Postby chris » Fri Nov 24, 2006 7:48 pm

Ok, you're getting that 553 because there is neither an A nor an MX for that machine. An A record is enough, sendmail just wants to be able to resolve the host.

If you add hostnames in your access that sendmail can't resolve, then it doesn't know which host that is from which it should accept mail. That's why your access doesn't work. If you use the @domain syntax in the access that would fly, but not hosts it can't resolve. The access isn't designed to fix dns problems, but rather to provide host based access control.
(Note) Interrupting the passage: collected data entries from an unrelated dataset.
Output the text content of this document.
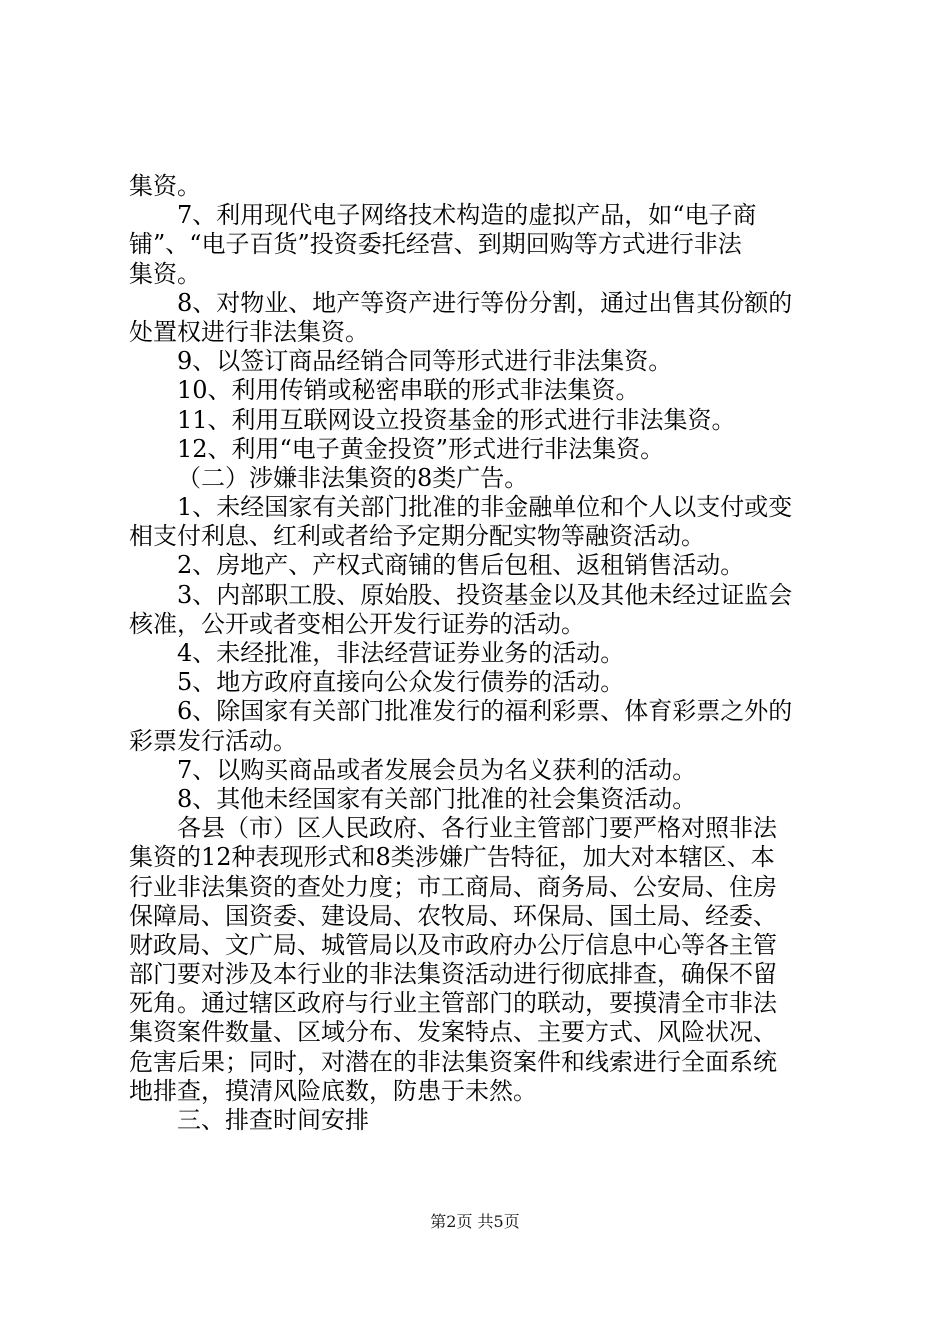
集资。
7、利用现代电子网络技术构造的虚拟产品，如“电子商
铺”、“电子百货”投资委托经营、到期回购等方式进行非法
集资。
8、对物业、地产等资产进行等份分割，通过出售其份额的
处置权进行非法集资。
9、以签订商品经销合同等形式进行非法集资。
10、利用传销或秘密串联的形式非法集资。
11、利用互联网设立投资基金的形式进行非法集资。
12、利用“电子黄金投资”形式进行非法集资。
（二）涉嫌非法集资的8类广告。
1、未经国家有关部门批准的非金融单位和个人以支付或变
相支付利息、红利或者给予定期分配实物等融资活动。
2、房地产、产权式商铺的售后包租、返租销售活动。
3、内部职工股、原始股、投资基金以及其他未经过证监会
核准，公开或者变相公开发行证券的活动。
4、未经批准，非法经营证券业务的活动。
5、地方政府直接向公众发行债券的活动。
6、除国家有关部门批准发行的福利彩票、体育彩票之外的
彩票发行活动。
7、以购买商品或者发展会员为名义获利的活动。
8、其他未经国家有关部门批准的社会集资活动。
各县（市）区人民政府、各行业主管部门要严格对照非法
集资的12种表现形式和8类涉嫌广告特征，加大对本辖区、本
行业非法集资的查处力度；市工商局、商务局、公安局、住房
保障局、国资委、建设局、农牧局、环保局、国土局、经委、
财政局、文广局、城管局以及市政府办公厅信息中心等各主管
部门要对涉及本行业的非法集资活动进行彻底排查，确保不留
死角。通过辖区政府与行业主管部门的联动，要摸清全市非法
集资案件数量、区域分布、发案特点、主要方式、风险状况、
危害后果；同时，对潜在的非法集资案件和线索进行全面系统
地排查，摸清风险底数，防患于未然。
三、排查时间安排
第2页 共5页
It's not access control if I can claim to be securehost.yourcompany.com but am really evil.attacker.net ....

The quick and dirty fix is to disable that check by adding

dnl FEATURE(`accept_unresolvable_domains')dnl

to either sendmail.mc or submit.mc (depends on distro - don't have a CentOS on hand to test) then restarting sendmail (the sendmail init script should rebuild your conf automagically) then running omsendin to add the scalix specific stuff to sendmail. If that doesn't work, try deleting sendmail.cf and submit.cf by hand and restarting the daemon again, then omsendin again.

The *clean* fix would be to simply make host.company.com resolve to an ip address. All sendmail wants is an A-record for that host in DNS. If you can dig -t any the host and get an A or an MX back, you're golden.